Director: Dagur Kari

Iceland-Denmark-German-U.K.| 2003. English subtitles. Colour. Dolby digital stereo. 90 mins.

Actually, teenager Noi isn’t really an albino at all, just tall, bald and very much his own man. He knows for his own sake he needs to make tracks from the remote Icelandic fjord community where he has grown up, but it’s working out his next move that’s the stumbling block. In the meantime, he’s mooching his way through secondary school and nearing the point of expulsion, retiring to his private space in an underground cellar to clear his thoughts, and somewhat smitten by the new waitress in the local cafe, despite her dad’s evident animosity.
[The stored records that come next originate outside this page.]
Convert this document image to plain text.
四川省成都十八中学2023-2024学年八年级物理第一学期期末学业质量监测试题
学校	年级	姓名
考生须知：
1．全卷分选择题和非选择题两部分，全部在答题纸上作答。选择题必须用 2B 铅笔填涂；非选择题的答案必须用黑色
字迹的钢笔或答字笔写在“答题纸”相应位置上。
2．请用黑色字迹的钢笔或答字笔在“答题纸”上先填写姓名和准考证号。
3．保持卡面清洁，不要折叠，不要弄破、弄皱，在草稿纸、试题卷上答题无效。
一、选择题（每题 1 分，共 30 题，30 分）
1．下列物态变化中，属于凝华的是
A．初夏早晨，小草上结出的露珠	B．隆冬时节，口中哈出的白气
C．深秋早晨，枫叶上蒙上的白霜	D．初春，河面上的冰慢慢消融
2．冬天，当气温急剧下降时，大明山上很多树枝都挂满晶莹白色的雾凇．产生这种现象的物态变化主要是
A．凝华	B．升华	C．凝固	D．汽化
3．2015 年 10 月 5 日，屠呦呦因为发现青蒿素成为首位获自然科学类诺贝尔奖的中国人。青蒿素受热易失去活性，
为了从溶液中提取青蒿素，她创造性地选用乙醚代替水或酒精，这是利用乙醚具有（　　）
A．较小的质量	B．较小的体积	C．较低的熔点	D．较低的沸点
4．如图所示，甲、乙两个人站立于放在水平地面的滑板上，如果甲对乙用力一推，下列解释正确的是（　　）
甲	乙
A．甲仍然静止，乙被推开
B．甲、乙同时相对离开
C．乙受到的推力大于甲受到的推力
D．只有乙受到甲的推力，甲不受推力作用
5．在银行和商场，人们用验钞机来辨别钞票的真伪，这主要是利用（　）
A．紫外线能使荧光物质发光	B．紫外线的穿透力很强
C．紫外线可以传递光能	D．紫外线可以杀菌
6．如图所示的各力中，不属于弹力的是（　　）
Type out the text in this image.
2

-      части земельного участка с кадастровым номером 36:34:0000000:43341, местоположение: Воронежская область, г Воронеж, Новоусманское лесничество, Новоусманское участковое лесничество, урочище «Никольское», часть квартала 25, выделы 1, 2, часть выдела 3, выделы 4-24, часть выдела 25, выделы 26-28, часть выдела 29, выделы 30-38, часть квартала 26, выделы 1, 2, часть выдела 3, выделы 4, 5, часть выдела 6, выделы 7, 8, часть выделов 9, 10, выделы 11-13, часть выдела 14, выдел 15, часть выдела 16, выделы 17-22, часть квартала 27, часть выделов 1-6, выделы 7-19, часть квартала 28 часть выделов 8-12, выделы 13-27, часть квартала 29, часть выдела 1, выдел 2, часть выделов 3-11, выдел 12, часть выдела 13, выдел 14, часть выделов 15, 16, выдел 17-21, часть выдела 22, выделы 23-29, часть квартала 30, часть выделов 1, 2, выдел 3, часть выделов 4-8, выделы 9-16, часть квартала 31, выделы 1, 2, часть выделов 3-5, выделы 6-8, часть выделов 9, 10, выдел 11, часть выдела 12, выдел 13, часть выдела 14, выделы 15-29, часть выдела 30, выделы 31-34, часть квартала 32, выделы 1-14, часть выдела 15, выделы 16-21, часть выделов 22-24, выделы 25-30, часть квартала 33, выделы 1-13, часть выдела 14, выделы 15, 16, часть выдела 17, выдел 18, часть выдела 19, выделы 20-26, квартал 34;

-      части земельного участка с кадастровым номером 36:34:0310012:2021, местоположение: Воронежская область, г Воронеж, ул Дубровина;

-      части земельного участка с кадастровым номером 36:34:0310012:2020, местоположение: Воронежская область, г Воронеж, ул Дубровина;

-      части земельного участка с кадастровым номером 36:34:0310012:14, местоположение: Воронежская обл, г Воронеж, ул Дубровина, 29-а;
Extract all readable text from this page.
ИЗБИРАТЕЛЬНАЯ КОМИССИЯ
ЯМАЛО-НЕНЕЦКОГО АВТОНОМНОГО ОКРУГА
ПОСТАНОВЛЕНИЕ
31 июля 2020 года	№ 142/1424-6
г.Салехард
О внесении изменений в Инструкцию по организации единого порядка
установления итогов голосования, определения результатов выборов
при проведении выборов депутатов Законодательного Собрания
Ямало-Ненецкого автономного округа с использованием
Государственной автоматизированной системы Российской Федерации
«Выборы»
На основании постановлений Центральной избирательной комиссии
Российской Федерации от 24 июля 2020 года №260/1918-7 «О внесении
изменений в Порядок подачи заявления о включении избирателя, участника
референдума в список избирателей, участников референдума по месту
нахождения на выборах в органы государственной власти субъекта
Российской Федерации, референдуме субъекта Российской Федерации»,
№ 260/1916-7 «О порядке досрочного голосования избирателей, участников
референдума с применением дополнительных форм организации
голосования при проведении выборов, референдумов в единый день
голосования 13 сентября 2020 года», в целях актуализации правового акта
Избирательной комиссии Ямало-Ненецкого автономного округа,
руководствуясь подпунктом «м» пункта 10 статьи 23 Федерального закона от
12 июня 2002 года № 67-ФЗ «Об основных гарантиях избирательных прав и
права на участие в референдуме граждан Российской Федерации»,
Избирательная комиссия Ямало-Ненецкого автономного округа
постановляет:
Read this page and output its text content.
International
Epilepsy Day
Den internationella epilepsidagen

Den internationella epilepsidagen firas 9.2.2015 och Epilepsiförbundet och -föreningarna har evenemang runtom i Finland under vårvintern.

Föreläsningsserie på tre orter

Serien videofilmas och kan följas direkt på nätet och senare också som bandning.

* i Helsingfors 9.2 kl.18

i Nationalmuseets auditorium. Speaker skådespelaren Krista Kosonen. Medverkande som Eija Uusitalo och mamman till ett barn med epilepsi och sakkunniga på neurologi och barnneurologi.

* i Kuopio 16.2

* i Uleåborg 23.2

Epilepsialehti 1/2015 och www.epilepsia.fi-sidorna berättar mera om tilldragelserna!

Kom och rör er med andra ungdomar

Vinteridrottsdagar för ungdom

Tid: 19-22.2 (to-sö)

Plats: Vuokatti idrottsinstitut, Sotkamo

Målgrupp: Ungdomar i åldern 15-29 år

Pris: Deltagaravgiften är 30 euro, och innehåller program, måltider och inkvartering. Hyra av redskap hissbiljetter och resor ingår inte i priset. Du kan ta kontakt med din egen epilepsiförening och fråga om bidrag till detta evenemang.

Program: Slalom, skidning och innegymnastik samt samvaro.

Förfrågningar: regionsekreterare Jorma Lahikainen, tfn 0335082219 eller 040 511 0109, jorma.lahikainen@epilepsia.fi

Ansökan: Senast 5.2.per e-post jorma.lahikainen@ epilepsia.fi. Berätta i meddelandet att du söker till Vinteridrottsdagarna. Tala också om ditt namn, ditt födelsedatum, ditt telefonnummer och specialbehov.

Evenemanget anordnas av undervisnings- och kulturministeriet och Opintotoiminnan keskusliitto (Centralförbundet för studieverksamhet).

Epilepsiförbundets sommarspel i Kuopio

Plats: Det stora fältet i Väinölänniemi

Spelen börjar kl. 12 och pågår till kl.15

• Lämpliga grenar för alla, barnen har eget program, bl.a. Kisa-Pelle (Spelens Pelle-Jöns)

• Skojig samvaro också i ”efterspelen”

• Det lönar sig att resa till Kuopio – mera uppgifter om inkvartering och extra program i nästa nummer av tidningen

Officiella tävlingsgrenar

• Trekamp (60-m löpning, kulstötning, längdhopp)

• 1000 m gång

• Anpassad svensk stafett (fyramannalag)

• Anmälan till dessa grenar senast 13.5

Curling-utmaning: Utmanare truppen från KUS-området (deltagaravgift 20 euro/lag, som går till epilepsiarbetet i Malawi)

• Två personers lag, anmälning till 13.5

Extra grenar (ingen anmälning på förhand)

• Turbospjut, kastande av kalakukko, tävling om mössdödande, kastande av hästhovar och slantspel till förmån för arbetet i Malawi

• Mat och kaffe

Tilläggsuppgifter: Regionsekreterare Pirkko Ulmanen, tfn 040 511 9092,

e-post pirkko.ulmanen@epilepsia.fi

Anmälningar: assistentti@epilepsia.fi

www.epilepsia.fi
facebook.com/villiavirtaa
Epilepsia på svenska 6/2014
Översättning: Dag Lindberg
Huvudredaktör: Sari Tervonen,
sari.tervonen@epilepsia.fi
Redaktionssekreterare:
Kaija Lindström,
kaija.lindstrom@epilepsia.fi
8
Sooner or later something’s got to give.
All of which sounds like a fairly familiar rites of passage tale, yet first-time writer-director Dagur Kari (a graduate from the National Film School of Denmark, home of the ‘Dogme’ generation) never settles for the routine. For one thing, the searing white vistas of his near-Arctic location give the proceedings a striking visual scale and distinctively stark quality of light, allowing for some surprising image-making (where did that huge American car come from?). In the central role, Tomas Lemarquis may be making his screen debut, and does look somewhat like a sprouted Bart Simpson, yet he’s fascinating to watch for the way he consistently underplays yet draws our sympathy to a character still in the process of sorting himself out. With its deadpan wit and occasional absurdity all underlaid by an obvious compassion for the material, the film’s undoubtedly on the Aki Kaurismaki wavelength; and although Kari hasn’t quite reached that level of mastery just yet, the potently disarming final reel surely marks him as a filmmaker with a great eye and definite promise.